Rather startled this morning to find when I open the wooden shutters in my bedroom that the world has turned white once again. I cannot remember any other time in my life in which it would have been possible to say by this stage in January “It’s snowed every Wednesday this year”.
If I had the vaguest notion of how to go about it, I would be tempted to dash down to the nearest betting shop and put a wager on next Wednesday’s weather.

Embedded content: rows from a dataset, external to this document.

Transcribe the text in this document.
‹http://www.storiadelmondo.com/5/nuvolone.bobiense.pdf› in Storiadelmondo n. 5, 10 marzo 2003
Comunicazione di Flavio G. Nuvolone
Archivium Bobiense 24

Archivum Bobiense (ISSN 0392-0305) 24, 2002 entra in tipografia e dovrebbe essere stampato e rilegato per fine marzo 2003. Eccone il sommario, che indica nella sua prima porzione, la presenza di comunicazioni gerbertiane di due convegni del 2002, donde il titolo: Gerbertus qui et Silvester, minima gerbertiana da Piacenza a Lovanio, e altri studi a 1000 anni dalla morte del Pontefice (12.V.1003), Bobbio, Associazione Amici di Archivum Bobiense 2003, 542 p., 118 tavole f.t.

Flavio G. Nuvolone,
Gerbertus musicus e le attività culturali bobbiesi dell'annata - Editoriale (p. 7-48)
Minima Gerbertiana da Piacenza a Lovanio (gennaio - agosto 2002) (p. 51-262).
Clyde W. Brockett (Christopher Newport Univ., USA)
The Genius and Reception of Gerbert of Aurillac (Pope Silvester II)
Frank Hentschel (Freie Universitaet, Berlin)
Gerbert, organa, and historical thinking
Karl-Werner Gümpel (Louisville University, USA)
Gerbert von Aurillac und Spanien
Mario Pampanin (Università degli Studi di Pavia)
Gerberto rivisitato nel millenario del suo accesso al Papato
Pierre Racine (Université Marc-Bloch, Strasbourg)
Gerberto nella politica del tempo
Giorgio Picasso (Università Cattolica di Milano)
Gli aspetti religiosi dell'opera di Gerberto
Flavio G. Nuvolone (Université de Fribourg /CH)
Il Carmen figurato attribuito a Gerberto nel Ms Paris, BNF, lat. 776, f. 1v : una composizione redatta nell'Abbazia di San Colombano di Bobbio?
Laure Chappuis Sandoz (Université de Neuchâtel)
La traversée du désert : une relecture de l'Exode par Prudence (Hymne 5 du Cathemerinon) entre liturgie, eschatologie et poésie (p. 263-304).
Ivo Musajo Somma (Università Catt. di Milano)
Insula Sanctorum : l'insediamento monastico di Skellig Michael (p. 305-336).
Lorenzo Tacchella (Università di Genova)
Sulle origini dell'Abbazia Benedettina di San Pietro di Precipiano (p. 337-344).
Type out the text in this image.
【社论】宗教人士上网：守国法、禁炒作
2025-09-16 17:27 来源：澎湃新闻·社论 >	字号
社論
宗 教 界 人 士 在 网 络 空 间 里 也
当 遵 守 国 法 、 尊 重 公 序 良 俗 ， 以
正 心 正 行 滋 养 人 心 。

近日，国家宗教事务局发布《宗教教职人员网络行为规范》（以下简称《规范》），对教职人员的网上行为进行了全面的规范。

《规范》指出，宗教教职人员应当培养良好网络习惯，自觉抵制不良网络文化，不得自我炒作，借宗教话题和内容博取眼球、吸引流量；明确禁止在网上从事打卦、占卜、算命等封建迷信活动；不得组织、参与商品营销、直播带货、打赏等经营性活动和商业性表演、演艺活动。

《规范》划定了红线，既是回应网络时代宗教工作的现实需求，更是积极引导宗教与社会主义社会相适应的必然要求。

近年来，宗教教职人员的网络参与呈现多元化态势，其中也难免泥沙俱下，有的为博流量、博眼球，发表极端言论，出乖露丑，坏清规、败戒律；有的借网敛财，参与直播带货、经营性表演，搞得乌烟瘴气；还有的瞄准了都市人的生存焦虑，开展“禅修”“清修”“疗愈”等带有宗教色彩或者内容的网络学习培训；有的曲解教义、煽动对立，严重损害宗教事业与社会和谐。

The odds against it snowing again would have to be tremendous and therefore the potential winnings vast. If only I’d thought of this last week.
I wonder whether it’s a new and unexpected pattern of global warming emerging. Wintry every Wednesday, thunderstorms on Thursdays, frost on Fridays, sunshine for Saturdays. That degree of predictability would be dead handy.
“If it’s snowing, it must be Wednesday.”
There’s something very comforting about sweeping statements, and it strikes me that January is rather a good month for them. Plenty of people would be able to say, hand on heart, a week or two into the month, that they have been completely sober all year long. Ask them again on, say, Valentine’s Day, and you would hear barely a murmur.
On January 3rd, I was able to complain with conviction “This year has been awful so far, we’ve had to make an emergency dash to the doctor’s every single day”, thanks to a virus that sent my daughter’s temperature high enough to melt any snow within a substantial radius. Glad that particular sweeping statement soon ceased to be valid.